Dalam aksi, Ketua Pemuda Katolik Kota Bekasi, Dimas, menyatakan sikapnya tidak takut terhadap aksi teror yang terjadi belakangan ini. Menurutnya, aksi tersebut harus dilawan oleh masyarakat dengan merawat Kebhinekaan yang ada di Indonesia.
“Pernyataan ini bukan hanya sekedar penyampaian semata, tetapi juga harus dilakukan dengan perbuatan dan tindakan secara nyata, dengan merawat Kebhinekaan itu sendiri,” ujarnya usai penyalaan seribu lilin.
Dimas menyakini, dengan merawat Kebhinekaan, masyakarakat Indonesia tidak akan terpecah belah dengan aksi teror dan radikalisme yang menghantui masyarakat belakangan ini.
“Kami akan terus mengintesifkan setiap elemen yang ada di Kota Bekasi agar bisa saling bersinergi dalam merawat Kebhinekaan itu,” terangnya.
Selain itu, Romo Gabriel, Pimpinan Gereja Katolik Santo Bartolomeus Paroki, menyatakan hal yang sama. Ia sangat menyayangkan aksi teror yang terjadi belakangan ini dengan melibatkan anak-anak.
“Bencana teror tersebut sangatlah memilukan. Bahkan saya dan jemaat Gereja pun menolak keras segala macam aksi teror apapun. Itu tidak sesuai dengan ajaran Agama manapun,” ungkapnya.

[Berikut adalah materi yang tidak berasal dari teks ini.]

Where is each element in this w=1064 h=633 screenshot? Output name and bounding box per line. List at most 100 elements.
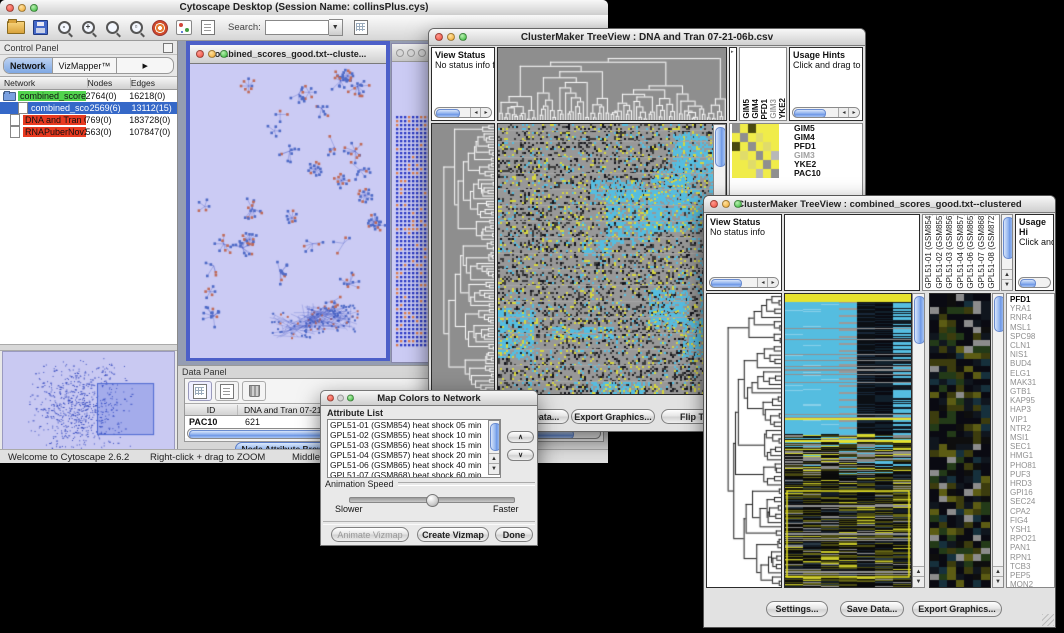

Ia berharap, aksi teror itu dapat menjadi pelajaran bagi semua pihak, terutama Pemerintah yang memiliki peran besar dalam menjaga Kebhinekaan di Indonesia.
“Ya saya rasa ini pelajaran bagi kita semua, agar bisa saling menjaga satu sama lainnya. Pemerintah memiliki peran itu, untuk mengajak masyarakat menjaga Kebhinekaan ini,” jelasnya.
Menurut Ustad Misbah, seorang Ulama dari Nahdlatul Ulama, berharap Aksi teror dan radikalisme yang terjadi belakangan ini, pasca ledakan Gereja di Surabaya dapat menjadi perhatian penting bagi seluruh elemen masyarakat untuk bersama-sama merawat kemajemukan yang ada di Indonesia.
“Kita harus berastu padu, bergandengan tangan untuk melawan paham-paham radikalisme ini. Bukan hanya menjadi PR pemerintah, tetapi semua elemen, golongan masyarakat untuk melawan paham-paham ini,” tambahnya.